El club se abrió a otras incorporaciones, con alguna baja notable por un tiempo, como fue el portazo del general De Gaulle (1966). En 1982 la España pre-democrática entró para quedarse, lo cual tuvo un efecto positivo para adecentar mínimamente los residuos chusqueros del franquismo en el estamento militar. El aspecto negativo es que mordió todavía más su bocado en el dinero público. La alianza continuó interviniendo en distintas guerras locales, sin que sirviera como fuerza de contención. Y cuando en 1989 se autoliquidó la utopía del comunismo en la Unión Soviética y en los países bajo su dominio, algunos se cuestionaron el invento sin que el debate prosperara.
George Frost Kennan, que fue embajador de los Estados Unidos en Rusia y es considerado uno de los padres de la “guerra fría” (otro invento), dejó un texto en sus memorias (1967) que resulta definitorio y definitivo: “Si la Unión Soviética se hundiera mañana bajo las aguas del océano, el complejo militar-industrial estadounidense tendría que seguir existiendo, sin cambios sustanciales, hasta que inventáramos algún otro adversario. Cualquier otra cosa sería un choque inaceptable para la economía estadounidense”.
Y como de eso se trata, ahí están los “líderes” de la NATO reunidos en Bruselas para debatir el alcance y contenido de sus fuerzas militares, ante el teórico desafío de una siempre intrigante República Rusa y de una potente y arrogante República Popular China. ¿Es que alguien puede creer seriamente que gobiernos autoritarios como los de Hungría, Polonia, Turquía y España -todos miembros del club- están ahí para defender a su población de unas supuestas amenazas exteriores? La evidencia empírica nos dice que los palos los reparten en su propio territorio. La reunión de Bruselas es un evento caro sin más consecuencias.

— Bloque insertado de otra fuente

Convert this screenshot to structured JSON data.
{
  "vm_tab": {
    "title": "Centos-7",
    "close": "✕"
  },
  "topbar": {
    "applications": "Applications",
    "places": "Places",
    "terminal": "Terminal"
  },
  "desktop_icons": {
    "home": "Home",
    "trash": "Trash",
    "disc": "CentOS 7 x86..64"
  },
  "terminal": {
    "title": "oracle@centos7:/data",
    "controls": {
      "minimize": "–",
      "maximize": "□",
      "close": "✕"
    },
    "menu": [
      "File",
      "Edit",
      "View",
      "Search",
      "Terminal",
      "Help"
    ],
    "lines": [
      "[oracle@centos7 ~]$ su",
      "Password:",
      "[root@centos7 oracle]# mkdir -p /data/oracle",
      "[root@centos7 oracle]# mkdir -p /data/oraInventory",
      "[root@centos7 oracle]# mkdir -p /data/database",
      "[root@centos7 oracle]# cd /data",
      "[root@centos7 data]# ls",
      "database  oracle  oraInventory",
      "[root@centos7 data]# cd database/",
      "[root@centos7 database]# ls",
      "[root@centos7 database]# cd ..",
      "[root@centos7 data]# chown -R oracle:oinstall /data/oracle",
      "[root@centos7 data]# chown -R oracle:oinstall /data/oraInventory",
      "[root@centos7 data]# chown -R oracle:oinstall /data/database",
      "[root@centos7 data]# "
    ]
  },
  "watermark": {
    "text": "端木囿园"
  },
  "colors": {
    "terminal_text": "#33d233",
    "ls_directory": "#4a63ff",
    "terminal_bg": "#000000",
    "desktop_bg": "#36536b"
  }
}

Pero como el club se ha ampliado y los socios son treinta, se producen reuniones bilaterales donde se habla de todo y de nada. Una de esas reuniones es la que tuvieron caminando juntos durante un par de minutos el anciano, titubeante y voluntarioso presidente Joe Biden y el bien plantado y siempre sonriente presidente del gobierno español señor Sánchez, que no se sabía si le estaba pidiendo un autógrafo o si le hacía de guardaespaldas. Todo muy lamentable.
Lo que sí sabemos es que la cifra estimada del coste anual de la OTAN es de un billón de euros (1,2 trillones de dólares), coste del que Estados Unidos, asume un 70%. El presidente Trump se quejaba de este desequilibrio, no porque quisiera rebajar su aportación sino porque quería que el resto de países aumentaran notablemente sus aportaciones. ¿Alguien se ha preguntado qué podría hacerse con un presupuesto de esta naturaleza para el bien de la Humanidad?
La NATO es una gran farsa, una más, de las que estamos viviendo en un mundo confuso e incierto, en manos de una galería de políticos interesados y mediocres.